Incorrect definitions will yield misleading results and will likely misrepresent the real health outcomes of true low-carbohydrate diets.

Also, it seems that the USDA might exclude low-carb studies that do not include a description of food and beverages, which is one of the agency’s inclusion criteria. The principal aim of low-carbohydrate studies is to focus on macronutrients percentages or grams, not necessarily the exact foods consumed. Thus, the USDA, by using this criteria for all of its reviews on “Dietary Patterns,” seems on track to needlessly exclude many low-carb studies from review.

Finally, the DGA will exclude most studies on people diagnosed with diet-related diseases, since the DGA defines itself as only for “healthy Americans.” Thus, the DGA review will not include—for example—the 2-year-plus study at Indiana University on people with type 2 diabetes.[5] The Nutrition Coalition believes that the DGA committee’s approach does not make sense biologically, since it’s clear that the same intervention that can reverse T2 diabetes could also reverse pre-diabetes. The DGA scientific review will cover the latter population but not the former. 

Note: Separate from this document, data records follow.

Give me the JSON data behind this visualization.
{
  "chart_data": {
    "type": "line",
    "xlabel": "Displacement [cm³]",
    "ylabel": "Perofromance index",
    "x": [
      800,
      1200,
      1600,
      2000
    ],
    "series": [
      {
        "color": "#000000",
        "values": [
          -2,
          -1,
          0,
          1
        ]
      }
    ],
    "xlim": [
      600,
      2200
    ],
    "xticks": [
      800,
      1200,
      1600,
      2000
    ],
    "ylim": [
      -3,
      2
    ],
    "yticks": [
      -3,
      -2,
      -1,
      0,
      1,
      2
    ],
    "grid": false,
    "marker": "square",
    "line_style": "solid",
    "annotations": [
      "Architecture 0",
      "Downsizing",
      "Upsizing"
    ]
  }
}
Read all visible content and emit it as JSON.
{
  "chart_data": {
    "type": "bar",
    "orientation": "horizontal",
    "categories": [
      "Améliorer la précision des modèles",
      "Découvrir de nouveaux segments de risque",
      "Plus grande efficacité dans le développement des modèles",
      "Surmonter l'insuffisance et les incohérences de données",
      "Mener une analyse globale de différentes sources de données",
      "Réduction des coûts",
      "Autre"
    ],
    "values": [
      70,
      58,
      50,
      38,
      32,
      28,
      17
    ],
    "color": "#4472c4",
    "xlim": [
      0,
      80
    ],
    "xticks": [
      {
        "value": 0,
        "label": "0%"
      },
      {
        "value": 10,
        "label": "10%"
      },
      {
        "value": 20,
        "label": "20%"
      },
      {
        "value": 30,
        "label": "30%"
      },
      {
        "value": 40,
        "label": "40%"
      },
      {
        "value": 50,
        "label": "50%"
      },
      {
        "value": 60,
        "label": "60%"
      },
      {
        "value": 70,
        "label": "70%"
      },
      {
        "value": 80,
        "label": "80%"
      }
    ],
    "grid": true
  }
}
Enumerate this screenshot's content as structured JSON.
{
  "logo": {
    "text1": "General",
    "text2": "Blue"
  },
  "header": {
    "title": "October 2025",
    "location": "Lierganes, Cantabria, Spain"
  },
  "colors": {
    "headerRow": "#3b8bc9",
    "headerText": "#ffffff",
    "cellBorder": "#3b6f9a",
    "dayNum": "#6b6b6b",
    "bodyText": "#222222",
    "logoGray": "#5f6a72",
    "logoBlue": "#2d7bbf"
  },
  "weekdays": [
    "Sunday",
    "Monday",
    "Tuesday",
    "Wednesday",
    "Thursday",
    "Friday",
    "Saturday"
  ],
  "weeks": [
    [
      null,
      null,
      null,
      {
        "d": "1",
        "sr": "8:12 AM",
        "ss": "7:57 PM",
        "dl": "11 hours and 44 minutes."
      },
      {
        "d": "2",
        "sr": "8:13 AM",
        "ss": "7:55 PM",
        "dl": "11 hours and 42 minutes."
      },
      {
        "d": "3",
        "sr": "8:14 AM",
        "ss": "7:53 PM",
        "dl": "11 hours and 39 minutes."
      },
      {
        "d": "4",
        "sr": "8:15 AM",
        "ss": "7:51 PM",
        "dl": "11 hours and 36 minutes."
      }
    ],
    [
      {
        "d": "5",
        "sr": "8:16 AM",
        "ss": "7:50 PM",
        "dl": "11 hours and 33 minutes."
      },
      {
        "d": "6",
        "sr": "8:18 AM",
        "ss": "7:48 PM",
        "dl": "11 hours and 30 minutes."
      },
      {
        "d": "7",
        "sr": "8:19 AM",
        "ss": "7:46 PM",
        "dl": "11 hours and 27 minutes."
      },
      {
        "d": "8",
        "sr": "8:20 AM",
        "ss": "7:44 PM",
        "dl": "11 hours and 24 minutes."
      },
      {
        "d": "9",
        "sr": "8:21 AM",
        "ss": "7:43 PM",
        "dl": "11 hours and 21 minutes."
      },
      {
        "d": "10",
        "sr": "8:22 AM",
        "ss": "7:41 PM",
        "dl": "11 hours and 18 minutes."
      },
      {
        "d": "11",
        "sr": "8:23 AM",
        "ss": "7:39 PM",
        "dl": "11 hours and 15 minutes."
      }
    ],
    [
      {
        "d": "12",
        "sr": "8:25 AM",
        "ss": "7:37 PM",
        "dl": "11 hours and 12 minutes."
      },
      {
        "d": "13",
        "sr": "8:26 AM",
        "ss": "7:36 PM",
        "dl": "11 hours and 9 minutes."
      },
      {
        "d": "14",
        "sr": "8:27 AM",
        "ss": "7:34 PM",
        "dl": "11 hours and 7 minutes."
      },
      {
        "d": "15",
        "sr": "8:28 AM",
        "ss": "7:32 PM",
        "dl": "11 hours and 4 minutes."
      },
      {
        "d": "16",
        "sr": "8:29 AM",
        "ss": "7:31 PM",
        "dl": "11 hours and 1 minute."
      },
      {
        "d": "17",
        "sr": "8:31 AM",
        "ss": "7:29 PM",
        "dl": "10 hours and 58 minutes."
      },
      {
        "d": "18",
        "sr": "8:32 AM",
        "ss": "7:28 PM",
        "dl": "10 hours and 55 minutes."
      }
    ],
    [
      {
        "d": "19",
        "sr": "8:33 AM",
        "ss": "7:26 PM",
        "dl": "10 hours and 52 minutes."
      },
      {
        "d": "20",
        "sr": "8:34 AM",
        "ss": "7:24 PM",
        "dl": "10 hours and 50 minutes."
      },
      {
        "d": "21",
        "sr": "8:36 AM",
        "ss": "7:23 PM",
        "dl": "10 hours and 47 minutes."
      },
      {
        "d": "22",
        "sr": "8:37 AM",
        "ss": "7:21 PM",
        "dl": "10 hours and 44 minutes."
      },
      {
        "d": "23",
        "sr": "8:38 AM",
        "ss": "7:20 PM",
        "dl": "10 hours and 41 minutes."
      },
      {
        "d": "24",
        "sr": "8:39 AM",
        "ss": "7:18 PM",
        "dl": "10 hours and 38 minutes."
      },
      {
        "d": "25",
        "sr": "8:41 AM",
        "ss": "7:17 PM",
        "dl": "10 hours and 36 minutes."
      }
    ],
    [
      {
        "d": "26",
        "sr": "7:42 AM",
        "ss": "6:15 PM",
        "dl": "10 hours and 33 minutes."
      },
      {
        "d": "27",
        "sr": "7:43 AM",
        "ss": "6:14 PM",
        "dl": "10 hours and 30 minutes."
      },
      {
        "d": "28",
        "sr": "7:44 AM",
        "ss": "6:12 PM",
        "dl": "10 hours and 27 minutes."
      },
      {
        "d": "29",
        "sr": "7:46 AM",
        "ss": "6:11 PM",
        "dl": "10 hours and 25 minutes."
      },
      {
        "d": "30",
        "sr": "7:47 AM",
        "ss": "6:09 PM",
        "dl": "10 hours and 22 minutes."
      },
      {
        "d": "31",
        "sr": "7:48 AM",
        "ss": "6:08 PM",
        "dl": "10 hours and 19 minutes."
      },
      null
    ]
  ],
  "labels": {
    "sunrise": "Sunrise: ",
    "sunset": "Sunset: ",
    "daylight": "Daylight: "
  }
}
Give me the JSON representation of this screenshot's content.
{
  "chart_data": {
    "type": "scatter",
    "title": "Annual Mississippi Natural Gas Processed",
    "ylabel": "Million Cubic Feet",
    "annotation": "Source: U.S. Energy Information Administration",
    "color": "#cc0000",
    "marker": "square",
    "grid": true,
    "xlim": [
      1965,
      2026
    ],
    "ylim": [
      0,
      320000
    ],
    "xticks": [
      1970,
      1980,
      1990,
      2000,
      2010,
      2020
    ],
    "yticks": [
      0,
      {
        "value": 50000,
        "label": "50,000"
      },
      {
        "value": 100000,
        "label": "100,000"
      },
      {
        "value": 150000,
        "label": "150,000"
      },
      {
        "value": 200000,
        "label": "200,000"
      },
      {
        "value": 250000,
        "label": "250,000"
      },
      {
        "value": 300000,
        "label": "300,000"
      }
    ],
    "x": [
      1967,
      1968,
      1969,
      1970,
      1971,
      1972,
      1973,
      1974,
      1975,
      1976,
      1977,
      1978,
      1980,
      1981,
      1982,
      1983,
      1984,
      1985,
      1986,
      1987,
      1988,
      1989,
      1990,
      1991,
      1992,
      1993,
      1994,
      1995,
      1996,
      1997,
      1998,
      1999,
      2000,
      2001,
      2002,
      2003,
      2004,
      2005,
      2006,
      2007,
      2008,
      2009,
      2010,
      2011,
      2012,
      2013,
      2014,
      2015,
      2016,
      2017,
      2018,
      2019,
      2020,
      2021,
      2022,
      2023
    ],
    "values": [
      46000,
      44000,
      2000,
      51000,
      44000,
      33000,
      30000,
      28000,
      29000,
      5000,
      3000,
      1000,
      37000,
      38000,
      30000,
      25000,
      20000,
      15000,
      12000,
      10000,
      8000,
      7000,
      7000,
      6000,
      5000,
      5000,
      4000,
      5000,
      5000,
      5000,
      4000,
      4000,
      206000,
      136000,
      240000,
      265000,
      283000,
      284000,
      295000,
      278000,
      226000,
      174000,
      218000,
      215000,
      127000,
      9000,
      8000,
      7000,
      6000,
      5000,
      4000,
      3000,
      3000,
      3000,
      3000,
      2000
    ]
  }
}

Review of Saturated Fat Will Fail to Capture Missing Studies…More Unreliable Results

The DGA committee stated that for its current review of saturated fats, it will build upon the last committee’s review, in 2015. However, that 2015 review was ad hoc, not systematic, and thus not reliable. Peer-reviewed documentation of the non-systematic nature of this review is here

To be credible and trustworthy, the 2020 review on saturated fats needs to start from scratch and importantly, capture the long-ignored, large clinical trials on saturated fats. For a backgrounder on this long-overlooked data on saturated fats, see this

To conclude:

In sum, there are a number of profoundly important issues affecting not just specific topics being reviewed by the DGA but the whole of the Dietary Guidelines itself. Without a rigorous scientific methodology, USDA-HHS will very likely be perpetuating a nutrition policy based on weak foundational evidence. USDA-HHS have been down this path before. They’ve been reprimanded by Congress and the National Academies, yet they now seem to be headed in the same direction, without the rigor needed to ensure that our 2020 DGA will reliably inform Americans about the evidence-based ways to combat the chronic diseases that now afflict a majority of our nation.

FOOTNOTES:
[1] Feinman R., Pogozelski, W., Astrup, A., et al., “Dietary carbohydrate restriction as the first approach in diabetes management: Critical review and evidence base” Nutrition, 2014.
[2] Westman, E., Feinman, R., Mavropoulos, J. et al., “Low-carbohydrate Nutrition and Metabolism,” American Journal of Clinical Nutrition, 2007.
[3] Cucuzzella, M. et al., “A clinician’s guide to inpatient low- carbohydrate diets for remission of type 2 diabetes: toward a standard of care protocol,” Diabetes Management, 2019.
[4] Kirkpatrick, C. et al., "Review of current evidence and clinical recommendations on the effects of low-carbohydrate and very-low-carbohydrate (including ketogenic) diets for the management of body weight and other cardiometabolic risk factors: A scientific statement from the National Lipid Association Nutrition and Lifestyle Task Force," Journal of Clnical Lipidology, 2019.
[5] Athinarayanan, S., Adams, R., Hallberg, S., et al., Long-Term Effects of a Novel Continuous Remote Care Intervention Including Nutritional Ketosis for the Management of Type 2 Diabetes: A 2-Year Non-randomized Clinical Trial,” Frontiers of Endocrinology, 2019.